[The History of Rome, Book V by Theodor Mommsen]@TWC D-Link bookThe History of Rome, Book V CHAPTER XI 108/110
On the former occasion Rome had been saved by the fact that Italy was merged in Rome and Rome in Italy, and in the new enlarged and altered home those old antagonisms were not reconciled, but fell into abeyance. Now Rome was once more saved by the fact that the countries of the Mediterranean were merged in it or became prepared for merging; the war between the Italian poor and rich, which in the old Italy could only end with the destruction of the nation, had no longer a battle-field or a meaning in the Italy of three continents. The Latin colonies closed the gap which threatened to swallow up the Roman community in the fifth century; the deeper chasm of the seventh century was filled by the Transalpine and transmarine colonizations of Gaius Gracchus and Caesar.

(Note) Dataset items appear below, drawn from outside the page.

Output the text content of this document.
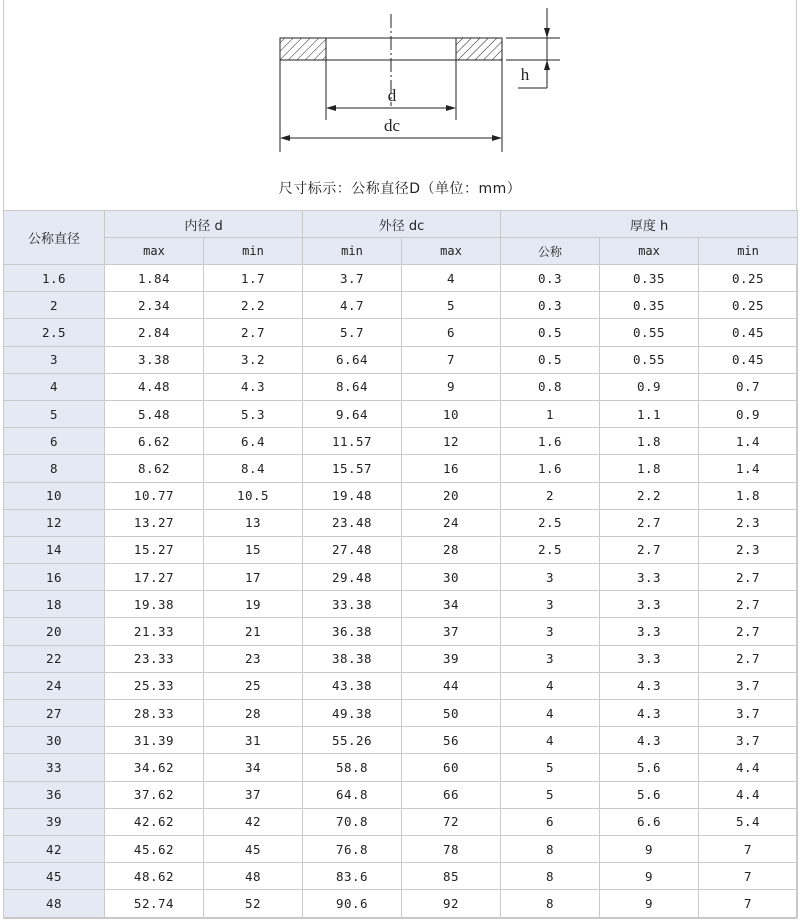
d
dc
h
尺寸标示：公称直径D（单位：mm）
公称直径	内径 d		外径 dc		厚度 h		
	max	min	min	max	公称	max	min
1.6	1.84	1.7	3.7	4	0.3	0.35	0.25
2	2.34	2.2	4.7	5	0.3	0.35	0.25
2.5	2.84	2.7	5.7	6	0.5	0.55	0.45
3	3.38	3.2	6.64	7	0.5	0.55	0.45
4	4.48	4.3	8.64	9	0.8	0.9	0.7
5	5.48	5.3	9.64	10	1	1.1	0.9
6	6.62	6.4	11.57	12	1.6	1.8	1.4
8	8.62	8.4	15.57	16	1.6	1.8	1.4
10	10.77	10.5	19.48	20	2	2.2	1.8
12	13.27	13	23.48	24	2.5	2.7	2.3
14	15.27	15	27.48	28	2.5	2.7	2.3
16	17.27	17	29.48	30	3	3.3	2.7
18	19.38	19	33.38	34	3	3.3	2.7
20	21.33	21	36.38	37	3	3.3	2.7
22	23.33	23	38.38	39	3	3.3	2.7
24	25.33	25	43.38	44	4	4.3	3.7
27	28.33	28	49.38	50	4	4.3	3.7
30	31.39	31	55.26	56	4	4.3	3.7
33	34.62	34	58.8	60	5	5.6	4.4
36	37.62	37	64.8	66	5	5.6	4.4
39	42.62	42	70.8	72	6	6.6	5.4
42	45.62	45	76.8	78	8	9	7
45	48.62	48	83.6	85	8	9	7
48	52.74	52	90.6	92	8	9	7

For Rome alone history not merely performed miracles, but also repeated its miracles, and twice cured the internal crisis, which in the state itself was incurable, by regenerating the state.
There was doubtless much corruption in this regeneration; as the union of Italy was accomplished over the ruins of the Samnite and Etruscan nations, so the Mediterranean monarchy built itself on the ruins of countless states and tribes once living and vigorous; but it was a corruption out of which sprang a fresh growth, part of which remains green at the present day.

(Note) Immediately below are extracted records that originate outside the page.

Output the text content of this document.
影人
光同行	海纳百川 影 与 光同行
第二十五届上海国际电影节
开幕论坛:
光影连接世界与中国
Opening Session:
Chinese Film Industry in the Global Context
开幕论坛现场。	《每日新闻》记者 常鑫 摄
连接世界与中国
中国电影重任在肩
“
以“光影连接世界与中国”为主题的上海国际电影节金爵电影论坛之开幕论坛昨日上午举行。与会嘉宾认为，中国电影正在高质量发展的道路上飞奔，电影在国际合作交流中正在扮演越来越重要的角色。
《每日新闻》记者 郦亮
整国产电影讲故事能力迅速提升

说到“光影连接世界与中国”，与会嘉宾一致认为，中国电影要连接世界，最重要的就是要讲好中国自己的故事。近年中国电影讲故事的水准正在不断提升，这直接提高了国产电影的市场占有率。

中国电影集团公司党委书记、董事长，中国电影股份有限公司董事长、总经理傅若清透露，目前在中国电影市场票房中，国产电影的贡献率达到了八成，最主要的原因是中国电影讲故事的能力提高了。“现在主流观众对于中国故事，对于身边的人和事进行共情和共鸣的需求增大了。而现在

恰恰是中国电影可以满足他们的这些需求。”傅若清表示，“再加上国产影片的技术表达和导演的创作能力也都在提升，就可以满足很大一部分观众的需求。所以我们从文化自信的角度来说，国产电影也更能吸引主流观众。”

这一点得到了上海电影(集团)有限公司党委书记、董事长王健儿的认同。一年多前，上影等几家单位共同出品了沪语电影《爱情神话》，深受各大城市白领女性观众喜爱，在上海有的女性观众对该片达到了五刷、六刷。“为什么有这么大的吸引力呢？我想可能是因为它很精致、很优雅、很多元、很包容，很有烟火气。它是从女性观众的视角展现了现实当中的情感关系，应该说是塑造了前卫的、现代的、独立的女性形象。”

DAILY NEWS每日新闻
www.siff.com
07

What was pulled down for the sake of the new building, was merely the secondary nationalities which had long since been marked out for destruction by the levelling hand of civilization. Caesar, wherever he came forward as a destroyer, only carried out the pronounced verdict of historical development; but he protected the germs of culture, where and as he found them, in his own land as well as among the sister nation of the Hellenes.

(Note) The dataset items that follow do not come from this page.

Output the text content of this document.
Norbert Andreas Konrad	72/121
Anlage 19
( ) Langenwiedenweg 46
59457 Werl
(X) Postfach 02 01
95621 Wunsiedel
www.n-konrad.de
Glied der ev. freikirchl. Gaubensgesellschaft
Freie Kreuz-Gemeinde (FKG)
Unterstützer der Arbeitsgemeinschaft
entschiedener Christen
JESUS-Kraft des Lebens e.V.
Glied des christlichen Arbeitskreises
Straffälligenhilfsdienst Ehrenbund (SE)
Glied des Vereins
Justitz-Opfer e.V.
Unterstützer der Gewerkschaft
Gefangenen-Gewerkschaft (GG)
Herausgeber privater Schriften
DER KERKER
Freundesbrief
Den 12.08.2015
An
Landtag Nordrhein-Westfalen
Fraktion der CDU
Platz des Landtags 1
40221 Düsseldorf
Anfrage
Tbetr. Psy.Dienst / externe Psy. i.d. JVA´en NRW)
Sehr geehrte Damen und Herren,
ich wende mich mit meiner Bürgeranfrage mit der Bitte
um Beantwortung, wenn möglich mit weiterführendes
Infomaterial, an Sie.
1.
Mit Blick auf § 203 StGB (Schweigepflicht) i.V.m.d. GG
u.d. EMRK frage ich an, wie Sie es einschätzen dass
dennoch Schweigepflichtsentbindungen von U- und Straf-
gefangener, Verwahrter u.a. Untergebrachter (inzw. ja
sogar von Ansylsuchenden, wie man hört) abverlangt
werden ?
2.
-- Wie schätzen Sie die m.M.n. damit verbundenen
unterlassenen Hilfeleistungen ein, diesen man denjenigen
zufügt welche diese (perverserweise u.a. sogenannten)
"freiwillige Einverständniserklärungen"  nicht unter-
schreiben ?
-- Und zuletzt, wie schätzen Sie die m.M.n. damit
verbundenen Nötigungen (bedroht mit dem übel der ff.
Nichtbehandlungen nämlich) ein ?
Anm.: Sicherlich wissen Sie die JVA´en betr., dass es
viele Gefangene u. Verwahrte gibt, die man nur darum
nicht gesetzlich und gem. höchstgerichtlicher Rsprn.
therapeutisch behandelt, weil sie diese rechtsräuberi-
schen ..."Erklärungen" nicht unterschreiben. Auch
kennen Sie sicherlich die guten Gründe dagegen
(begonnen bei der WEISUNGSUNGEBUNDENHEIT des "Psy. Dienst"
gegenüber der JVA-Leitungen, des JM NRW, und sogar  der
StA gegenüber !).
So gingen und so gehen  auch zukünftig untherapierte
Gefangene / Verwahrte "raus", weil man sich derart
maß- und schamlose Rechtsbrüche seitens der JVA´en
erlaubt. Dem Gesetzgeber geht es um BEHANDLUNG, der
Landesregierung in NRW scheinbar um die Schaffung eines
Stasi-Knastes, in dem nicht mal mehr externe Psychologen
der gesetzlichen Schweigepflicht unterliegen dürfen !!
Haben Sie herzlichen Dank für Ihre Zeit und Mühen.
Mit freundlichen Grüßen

He saved and renewed the Roman type; and not only did he spare the Greek type, but with the same self-relying genius with which he accomplished the renewed foundation of Rome he undertook also the regeneration of the Hellenes, and resumed the interrupted work of the great Alexander, whose image, we may well believe, never was absent from Caesar's soul. He solved these two great tasks not merely side by side, but the one by means of the other.